また東京電力によりますと、東京都新宿区だけで250軒が停電したとされています。
さらに、今回の地震では鉄道などを初めとする交通機関にも大きな乱れが生じました。この地震の影響で脱輪した日暮里・舎人ライナーは脱輪した車両をクレーンで吊り上げる復旧工事のため、尾久橋通りの下り方面が、2021年10月8日(金)18時から通行止めとなり、復旧は週明けになる見通しです。
特に、この地震が夜の帰宅時間に重なったことから、首都圏では日付が変わっても多くの鉄道の路線で運転見合わせや始発の遅れ、間引き運転などが続き、停電した深夜の駅構内に多数の帰宅困難者があふれる事態となりました。
また、徒歩で線路を歩いて帰宅する人や駅構内で夜を明かす人々も見られたほか、鉄道駅では翌朝になっても入場規制や混雑が続き、駅から数百メートルにもわたり行列ができ、さらにはタクシーやバスの乗り場にも長蛇の列ができるなどの事態が首都圏各地で発生しています。

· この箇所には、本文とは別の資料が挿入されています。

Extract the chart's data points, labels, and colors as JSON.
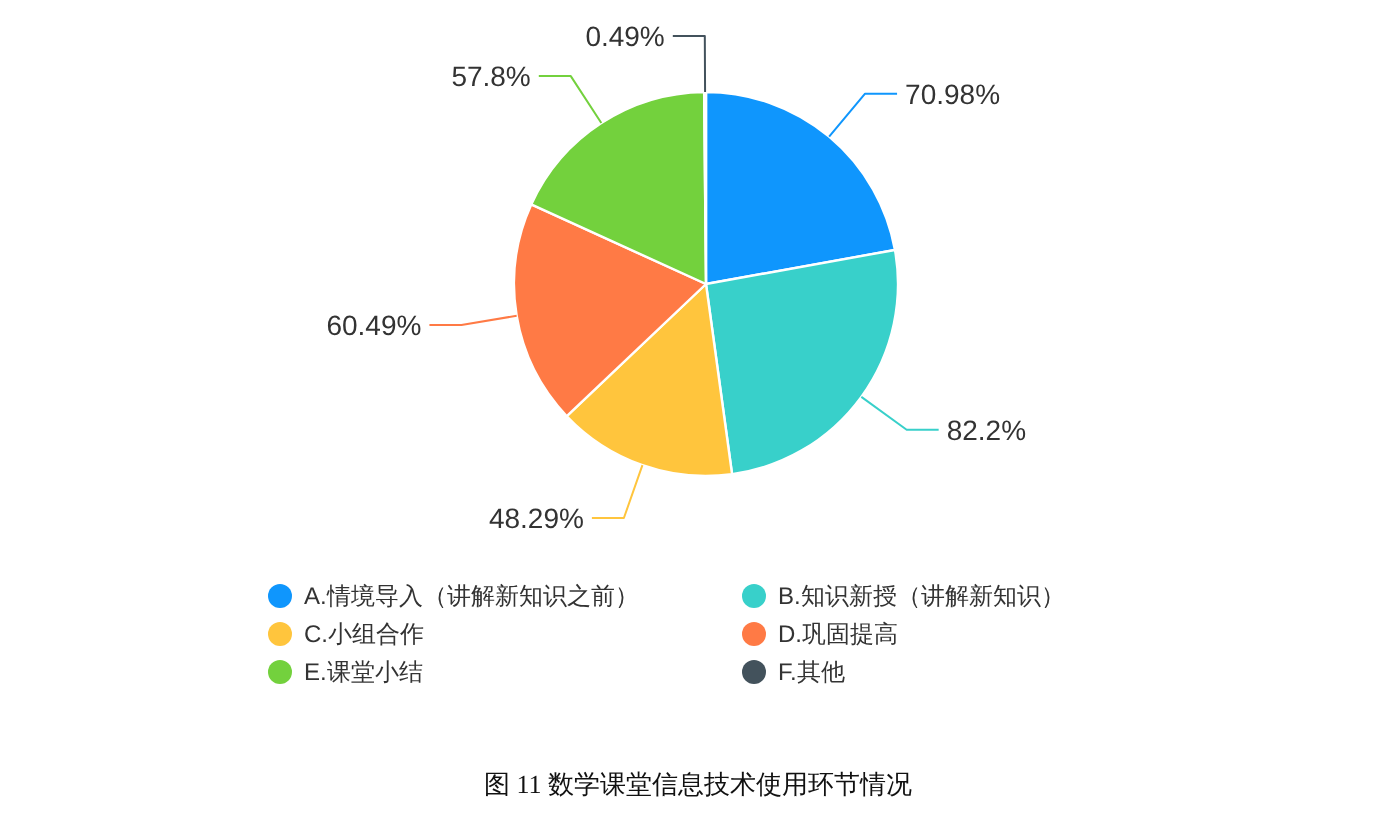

こうした状況を受け、足立区は都の要請により8日金曜午前2時半ごろ、北千住駅から歩いて5分ほどの千寿本町小学校の体育館を朝まで過ごすことができる一時滞在施設として開放し、千葉県流山市は、JRが運転を見合わせた影響で、同午前0時50分、流山市南流山センターを帰宅困難者向け施設として開設しました。そして港区が開放した「港南いきいきプラザゆとりーむ」では、7人が一夜を明かしています。